The most frequent tumor recurrence sites were: local recurrence (7 LRN-2 ORN), 1 recurrence of laparoscopic port, 3 recurrences in the regional lymph nodes (6 LRN, 1 ORN), bladder (LRN 9, 4 ORN) .There were no significant differences in recurrence and even the survival rates at 1 and 3 years old are not very different results between the two techniques.

Some researchers have suggested that the manipulation of the tumor during the LRN can lead to a migration of tumor cells with the possible plant to secondary sites, and in the bladder, due to the high gas pressure required for the laparoscopic procedure (3).
Moreover, it was also reported as a possible concern with the LRN of tumoral cells of the plant in Trocar sites (3). However, these potential risks of LRN are controversial and have not gotten feedback in the various works carried out (11).

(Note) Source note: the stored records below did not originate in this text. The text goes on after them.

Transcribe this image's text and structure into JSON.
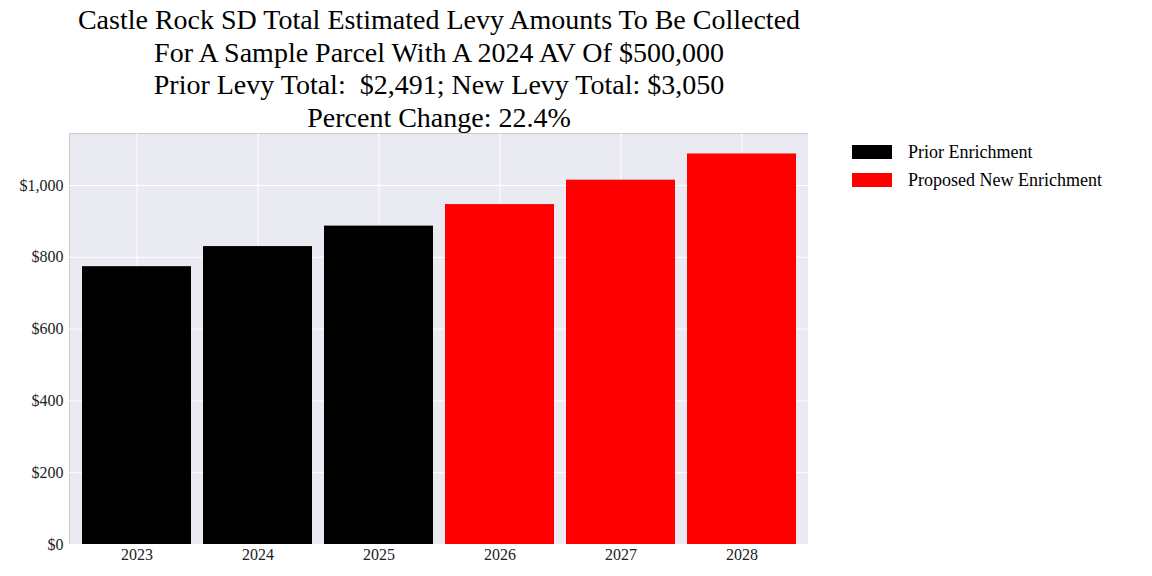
{
  "chart_data": {
    "type": "bar",
    "title": "Castle Rock SD Total Estimated Levy Amounts To Be Collected\nFor A Sample Parcel With A 2024 AV Of $500,000\nPrior Levy Total:  $2,491; New Levy Total: $3,050\nPercent Change: 22.4%",
    "categories": [
      "2023",
      "2024",
      "2025",
      "2026",
      "2027",
      "2028"
    ],
    "series": [
      {
        "name": "Prior Enrichment",
        "color": "#000000",
        "values": [
          774,
          830,
          887,
          null,
          null,
          null
        ]
      },
      {
        "name": "Proposed New Enrichment",
        "color": "#ff0000",
        "values": [
          null,
          null,
          null,
          947,
          1015,
          1088
        ]
      }
    ],
    "ylim": [
      0,
      1145
    ],
    "yticks": [
      {
        "value": 0,
        "label": "$0"
      },
      {
        "value": 200,
        "label": "$200"
      },
      {
        "value": 400,
        "label": "$400"
      },
      {
        "value": 600,
        "label": "$600"
      },
      {
        "value": 800,
        "label": "$800"
      },
      {
        "value": 1000,
        "label": "$1,000"
      }
    ],
    "grid": true,
    "legend": "right"
  }
}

In agreement with many previous studies, we found no significant difference in recurrence, recurrence in the bladder, and in the specific cause of death from the disease among patients treated with ORN and those with LRN (4-5- 8-9). Also as in other studies (5, 8 and 9), we found no significant association between surgical approach and death due to illness.

Discussions

Some researchers have suggested that the manipulation of the tumor during the LRN can lead to a migration of tumor cells with the possible plant to secondary sites, and in the bladder, due to the high gas pressure required for the laparoscopic procedure (3).
Moreover, it was also reported as a possible concern with the LRN of tumoral cells of the plant in Trocar sites (3). However, these potential risks of LRN are controversial and have not gotten feedback in the various works carried out (11).

In agreement with many previous studies, we found no significant difference in recurrence, recurrence in the bladder, and in the specific cause of death from the disease among patients treated with ORN and those with LRN (4-5- 8-9). Also as in other studies (5, 8 and 9), we found no significant association between surgical approach and death due to illness.

Conclusion

The grade and stage of the cancer affect the incidence of metastatic disease, and is a poor prognostic factor in the primitive location of the disease (pelvis-ureter-both), rather than the surgical technique used.
There is no evidence so that the cancer control is compromised in patients treated with LRN rather than by ORN.